Politik und Industrie beginnen nun langsam umzudenken – man denkt hier systemischer und in größeren Dimensionen. Den üblichen Weg in kleinen Schritten zu verändern hat nicht die gewünschten Effekte gebracht. Auch die Interdisziplinarität wird stärker, aber die alten Strukturen sind noch beharrlich. Von der Gesundheitsversorgung bis zur Nahrungsmittelversorgung ist alles sehr energieintensiv organisiert. Individuelle Veränderungen haben bisher wenig gebracht, weil sie von Wachstumseffekten ausgelöscht wurden. Es braucht prinzipiell nachhaltigere Systeme und Strukturen, dann können wir auf einem neuen Niveau gut leben.

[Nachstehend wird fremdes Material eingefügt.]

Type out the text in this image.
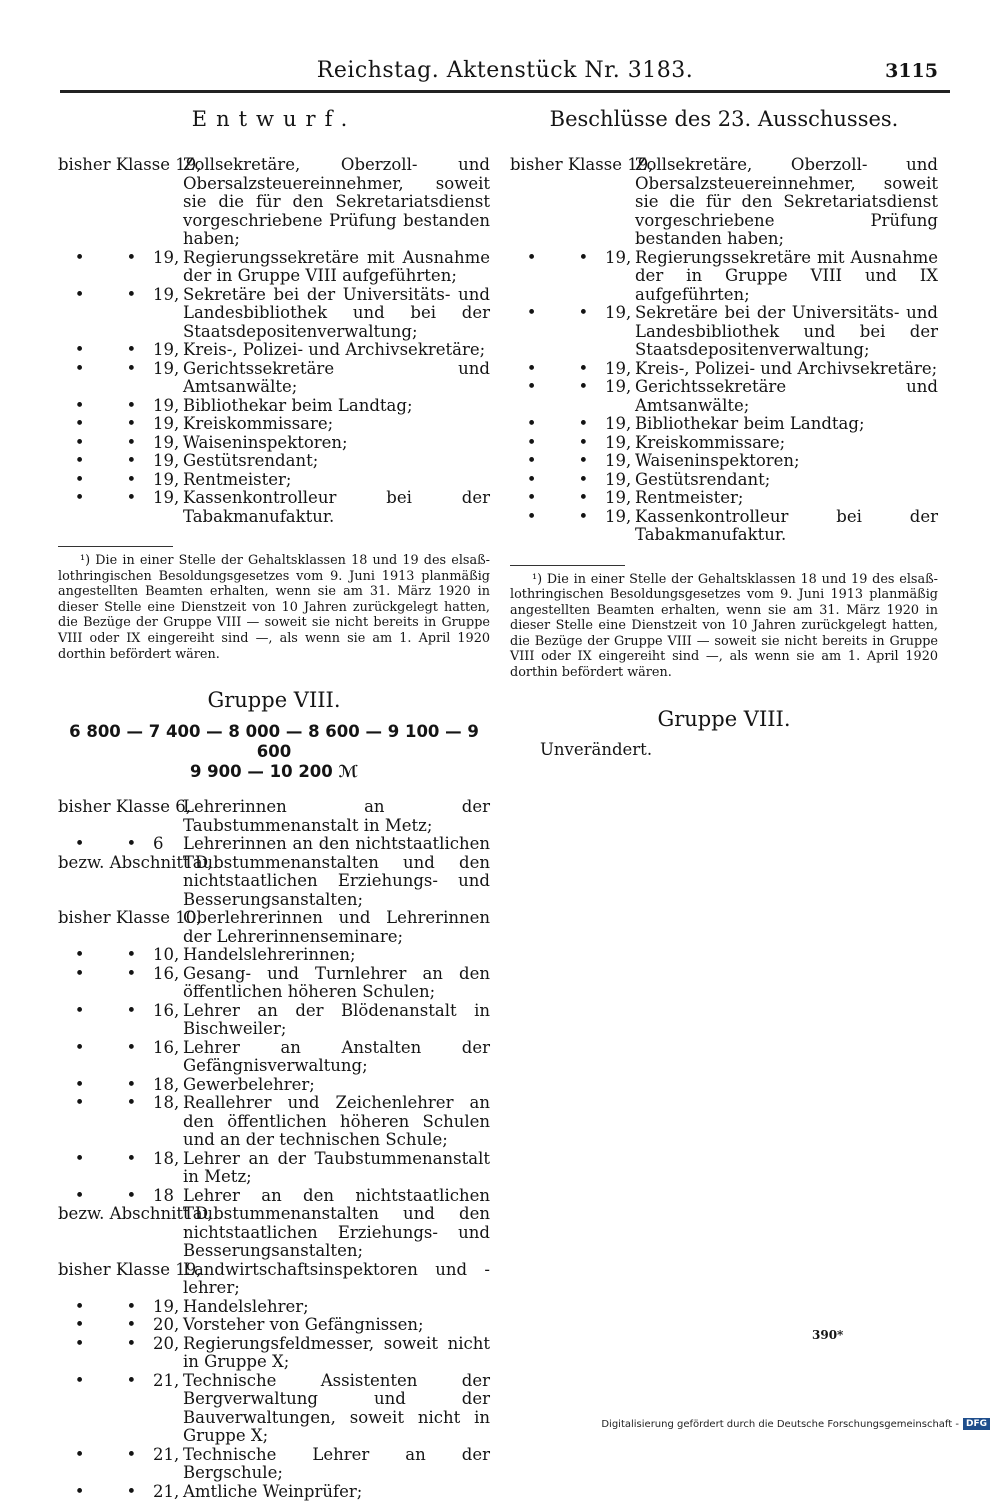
Reichstag. Aktenstück Nr. 3183.	3115
Entwurf.
bisher Klasse 19,
Zollsekretäre, Oberzoll- und Obersalzsteuereinnehmer, soweit sie die für den Sekretariatsdienst vorgeschriebene Prüfung bestanden haben;
•        • 19, Regierungssekretäre mit Ausnahme der in Gruppe VIII aufgeführten;
•        • 19, Sekretäre bei der Universitäts- und Landesbibliothek und bei der Staatsdepositenverwaltung;
•        • 19, Kreis-, Polizei- und Archivsekretäre;
•        • 19, Gerichtssekretäre und Amtsanwälte;
•        • 19, Bibliothekar beim Landtag;
•        • 19, Kreiskommissare;
•        • 19, Waiseninspektoren;
•        • 19, Gestütsrendant;
•        • 19, Rentmeister;
•        • 19, Kassenkontrolleur bei der Tabakmanufaktur.
¹) Die in einer Stelle der Gehaltsklassen 18 und 19 des elsaß-lothringischen Besoldungsgesetzes vom 9. Juni 1913 planmäßig angestellten Beamten erhalten, wenn sie am 31. März 1920 in dieser Stelle eine Dienstzeit von 10 Jahren zurückgelegt hatten, die Bezüge der Gruppe VIII — soweit sie nicht bereits in Gruppe VIII oder IX eingereiht sind —, als wenn sie am 1. April 1920 dorthin befördert wären.
Gruppe VIII.
6 800 — 7 400 — 8 000 — 8 600 — 9 100 — 9 600
9 900 — 10 200 ℳ
bisher Klasse 6,
Lehrerinnen an der Taubstummenanstalt in Metz;
•        • 6
bezw. Abschnitt D,
Lehrerinnen an den nichtstaatlichen Taubstummenanstalten und den nichtstaatlichen Erziehungs- und Besserungsanstalten;
bisher Klasse 10,
Oberlehrerinnen und Lehrerinnen der Lehrerinnenseminare;
•        • 10, Handelslehrerinnen;
•        • 16, Gesang- und Turnlehrer an den öffentlichen höheren Schulen;
•        • 16, Lehrer an der Blödenanstalt in Bischweiler;
•        • 16, Lehrer an Anstalten der Gefängnisverwaltung;
•        • 18, Gewerbelehrer;
•        • 18, Reallehrer und Zeichenlehrer an den öffentlichen höheren Schulen und an der technischen Schule;
•        • 18, Lehrer an der Taubstummenanstalt in Metz;
•        • 18
bezw. Abschnitt D,
Lehrer an den nichtstaatlichen Taubstummenanstalten und den nichtstaatlichen Erziehungs- und Besserungsanstalten;
bisher Klasse 19,
Landwirtschaftsinspektoren und -lehrer;
•        • 19, Handelslehrer;
•        • 20, Vorsteher von Gefängnissen;
•        • 20, Regierungsfeldmesser, soweit nicht in Gruppe X;
•        • 21, Technische Assistenten der Bergverwaltung und der Bauverwaltungen, soweit nicht in Gruppe X;
•        • 21, Technische Lehrer an der Bergschule;
•        • 21, Amtliche Weinprüfer;
Beschlüsse des 23. Ausschusses.
bisher Klasse 19,
Zollsekretäre, Oberzoll- und Obersalzsteuereinnehmer, soweit sie die für den Sekretariatsdienst vorgeschriebene Prüfung bestanden haben;
•        • 19, Regierungssekretäre mit Ausnahme der in Gruppe VIII und IX aufgeführten;
•        • 19, Sekretäre bei der Universitäts- und Landesbibliothek und bei der Staatsdepositenverwaltung;
•        • 19, Kreis-, Polizei- und Archivsekretäre;
•        • 19, Gerichtssekretäre und Amtsanwälte;
•        • 19, Bibliothekar beim Landtag;
•        • 19, Kreiskommissare;
•        • 19, Waiseninspektoren;
•        • 19, Gestütsrendant;
•        • 19, Rentmeister;
•        • 19, Kassenkontrolleur bei der Tabakmanufaktur.
¹) Die in einer Stelle der Gehaltsklassen 18 und 19 des elsaß-lothringischen Besoldungsgesetzes vom 9. Juni 1913 planmäßig angestellten Beamten erhalten, wenn sie am 31. März 1920 in dieser Stelle eine Dienstzeit von 10 Jahren zurückgelegt hatten, die Bezüge der Gruppe VIII — soweit sie nicht bereits in Gruppe VIII oder IX eingereiht sind —, als wenn sie am 1. April 1920 dorthin befördert wären.
Gruppe VIII.
Unverändert.
390*
Digitalisierung gefördert durch die Deutsche Forschungsgemeinschaft - DFG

Michael Ornetzeder ist habilitierter Wissenschafts- und Technik­forscher. Seine Arbeitsschwerpunkte sind nachhaltige Technikentwicklung, sozialwissenschaftliche Technik- und Innovationsforschung sowie partizipative und konstruktive TA. Er forscht am Institut für Technikfolgen-Abschätzung der Österreichischen Akademie der Wissenschaften. Bild: Privat.